An implementation of Howard Hinnant's design for future groups.

#include <boost/yap/algorithm.hpp>

#include <boost/hana/concat.hpp>


// A custom expression template for future groups.  It supports operators ||
// and &&.
template <boost::yap::expr_kind Kind, typename Tuple>
struct future_expr
{
    static boost::yap::expr_kind const kind = Kind;

    future_expr (Tuple && tuple) :
        elements (std::forward<Tuple &&>(tuple))
    {}

    Tuple elements;

    // Returns the transformed/flattened expression.
    auto get () const;
};

BOOST_YAP_USER_BINARY_OPERATOR(logical_or, future_expr, future_expr)
BOOST_YAP_USER_BINARY_OPERATOR(logical_and, future_expr, future_expr)

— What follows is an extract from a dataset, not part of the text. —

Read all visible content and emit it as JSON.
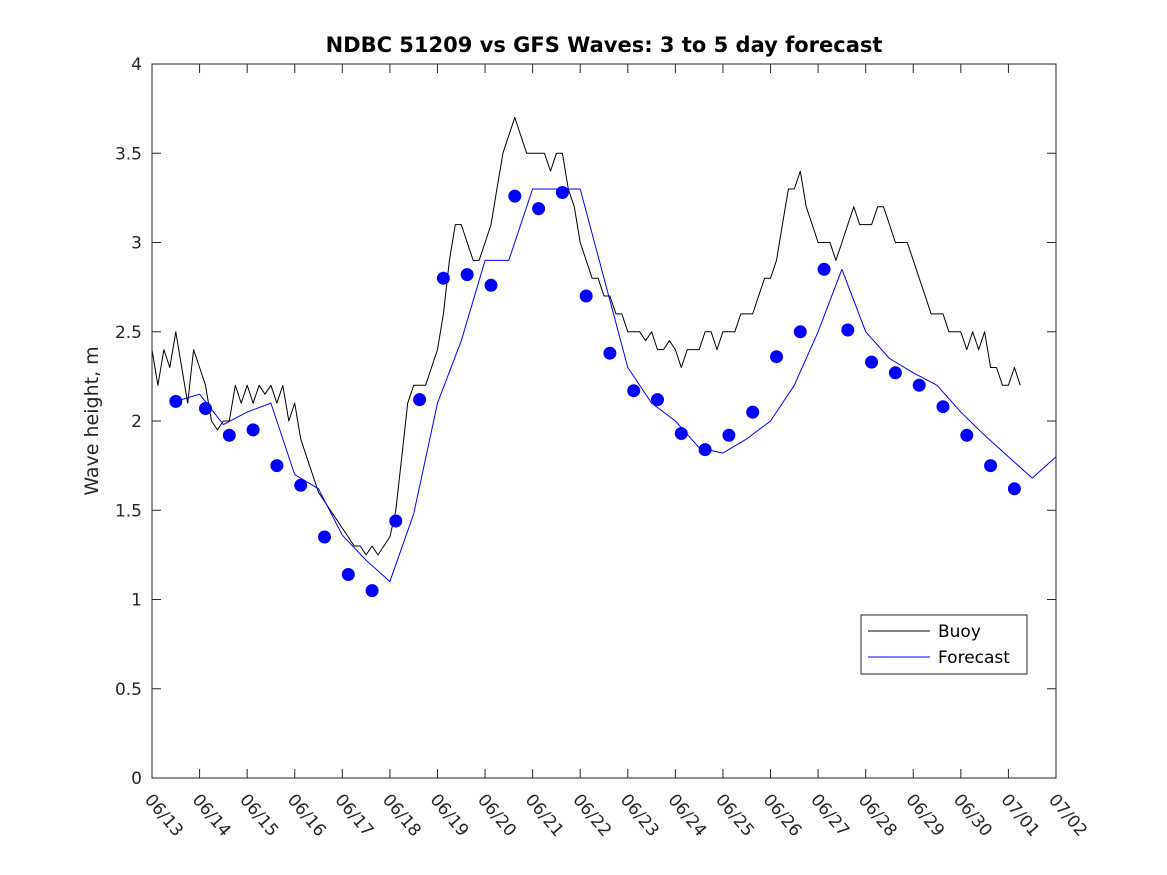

// A special-cased future terminal that matches the semantics from the
// original Proto example.
template <typename T>
struct future :
    future_expr<boost::yap::expr_kind::terminal, boost::hana::tuple<T>>
{
    future (T const & t = T()) :
        future_expr<boost::yap::expr_kind::terminal, boost::hana::tuple<T>> (boost::hana::tuple<T>{t})
    {}

    T get () const
    { return boost::yap::value(*this); }
};

template <typename T>
using remove_cv_ref_t = std::remove_cv_t<std::remove_reference_t<T>>;

// A transform that flattens future expressions into a tuple.
struct future_transform
{
    // Transform a terminal into its contained tuple.
    template <typename T>
    auto operator() (
        future_expr<
            boost::yap::expr_kind::terminal,
            boost::hana::tuple<T>
        > const & term
    ) {
        return term.elements;
    }

    // Transform left || right -> transform(left).
    template <typename T, typename U>
    auto operator() (
        future_expr<
            boost::yap::expr_kind::logical_or,
            boost::hana::tuple<T, U>
        > const & or_expr
    ) {
        // Recursively transform the left side, and return the result.
        // Without the recursion, we might return a terminal expression here
        // insead of a tuple.
        return boost::yap::transform(boost::yap::left(or_expr), *this);
    }

    // Transform left && right -> concat(transform(left), transform(right)).
    template <typename T, typename U>
    auto operator() (
        future_expr<
            boost::yap::expr_kind::logical_and,
            boost::hana::tuple<T, U>
        > const & and_expr
    ) {
        // Recursively transform each side, then combine the resulting tuples
        // into a single tuple result.
        return boost::hana::concat(
            boost::yap::transform(boost::yap::left(and_expr), *this),
            boost::yap::transform(boost::yap::right(and_expr), *this)
        );
    }
};


template <boost::yap::expr_kind Kind, typename Tuple>
auto future_expr<Kind, Tuple>::get () const
{ return boost::yap::transform(*this, future_transform{}); }


// TEST CASES
struct A {};
struct B {};
struct C {};

// Called "vector" just so the code in main() will match the original Proto
// example.
template <typename ...T>
using vector = boost::hana::tuple<T...>;

int main()
{
    future<A> a;
    future<B> b;
    future<C> c;
    future<vector<A,B> > ab;

    // Verify that various future groups have the
    // correct return types.
    A                       t0 = a.get();
    vector<A, B, C>         t1 = (a && b && c).get();
    vector<A, C>            t2 = ((a || a) && c).get();
    vector<A, B, C>         t3 = ((a && b || a && b) && c).get();
    vector<vector<A, B>, C> t4 = ((ab || ab) && c).get();

    return 0;
}